I think the point is that the midrash views halacha with a certain sense of cosmic significance not recognized by the women in the video. For example, why is it that we don't eat the gid hanushe? The women in the video, or the Even Ezrah, might view this as a simple historical accident. A man once accidently injured Yaakov in the gid, so we abstain from the gid as a commemoration. If so, I agree that it seems somewhat silly that Yaakov would keep this halacha before he was actually injured in the gid. Perhaps, though, the midrash sees much more in the mitzvah of the gid. It is not simply a historical accident but is laden with cosmic significance and intense meaning. To them, the story of Yaakov and the gid is not a mere accident. On the contrary, it is only because of the gid's cosmic significance that the angel of Esav injured Yaakov in that exact spot.
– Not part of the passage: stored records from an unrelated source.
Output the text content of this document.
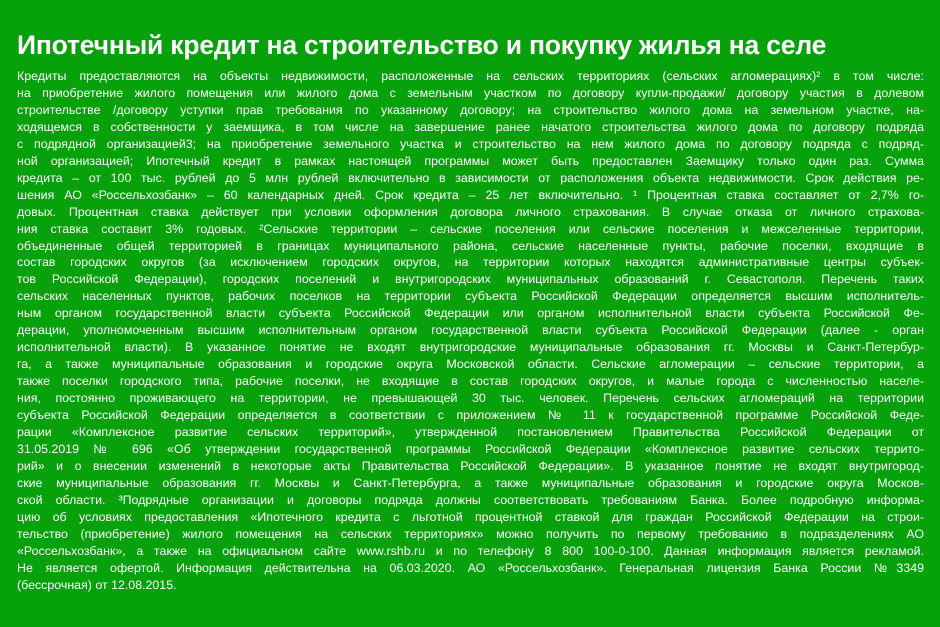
Ипотечный кредит на строительство и покупку жилья на селе
Кредиты предоставляются на объекты недвижимости, расположенные на сельских территориях (сельских агломерациях)² в том числе:
на приобретение жилого помещения или жилого дома с земельным участком по договору купли-продажи/ договору участия в долевом
строительстве /договору уступки прав требования по указанному договору; на строительство жилого дома на земельном участке, на-
ходящемся в собственности у заемщика, в том числе на завершение ранее начатого строительства жилого дома по договору подряда
с подрядной организацией3; на приобретение земельного участка и строительство на нем жилого дома по договору подряда с подряд-
ной организацией; Ипотечный кредит в рамках настоящей программы может быть предоставлен Заемщику только один раз. Сумма
кредита – от 100 тыс. рублей до 5 млн рублей включительно в зависимости от расположения объекта недвижимости. Срок действия ре-
шения АО «Россельхозбанк» – 60 календарных дней. Срок кредита – 25 лет включительно. ¹ Процентная ставка составляет от 2,7% го-
довых. Процентная ставка действует при условии оформления договора личного страхования. В случае отказа от личного страхова-
ния ставка составит 3% годовых. ²Сельские территории – сельские поселения или сельские поселения и межселенные территории,
объединенные общей территорией в границах муниципального района, сельские населенные пункты, рабочие поселки, входящие в
состав городских округов (за исключением городских округов, на территории которых находятся административные центры субъек-
тов Российской Федерации), городских поселений и внутригородских муниципальных образований г. Севастополя. Перечень таких
сельских населенных пунктов, рабочих поселков на территории субъекта Российской Федерации определяется высшим исполнитель-
ным органом государственной власти субъекта Российской Федерации или органом исполнительной власти субъекта Российской Фе-
дерации, уполномоченным высшим исполнительным органом государственной власти субъекта Российской Федерации (далее - орган
исполнительной власти). В указанное понятие не входят внутригородские муниципальные образования гг. Москвы и Санкт-Петербур-
га, а также муниципальные образования и городские округа Московской области. Сельские агломерации – сельские территории, а
также поселки городского типа, рабочие поселки, не входящие в состав городских округов, и малые города с численностью населе-
ния, постоянно проживающего на территории, не превышающей 30 тыс. человек. Перечень сельских агломераций на территории
субъекта Российской Федерации определяется в соответствии с приложением № 11 к государственной программе Российской Феде-
рации «Комплексное развитие сельских территорий», утвержденной постановлением Правительства Российской Федерации от
31.05.2019 № 696 «Об утверждении государственной программы Российской Федерации «Комплексное развитие сельских террито-
рий» и о внесении изменений в некоторые акты Правительства Российской Федерации». В указанное понятие не входят внутригород-
ские муниципальные образования гг. Москвы и Санкт-Петербурга, а также муниципальные образования и городские округа Москов-
ской области. ³Подрядные организации и договоры подряда должны соответствовать требованиям Банка. Более подробную информа-
цию об условиях предоставления «Ипотечного кредита с льготной процентной ставкой для граждан Российской Федерации на строи-
тельство (приобретение) жилого помещения на сельских территориях» можно получить по первому требованию в подразделениях АО
«Россельхозбанк», а также на официальном сайте www.rshb.ru и по телефону 8 800 100-0-100. Данная информация является рекламой.
Не является офертой. Информация действительна на 06.03.2020. АО «Россельхозбанк». Генеральная лицензия Банка России №3349
(бессрочная) от 12.08.2015.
With that perspective, it is understandable why Yaakov would abstain from the gid even before the fight with the angel.

It is interesting that modern scholars, such as Noth, have a tendency to view the stories in the Torah in an etiological manner quite similar to the midrash. For them, we could argue that the mitzvah of the gid predated the story about Yaakov and the man and that the story was only invented as an attempt to explain this more ancient ritual surrounding the gid.

One might argue that this talk of cosmic significance is silly. I ask you this - which is sillier? Believing that there is some cosmic significance to the gin hanushe? Or believing that for 4,000 years, people should abstain from the gid hanushe because one time, this one guy got a limp?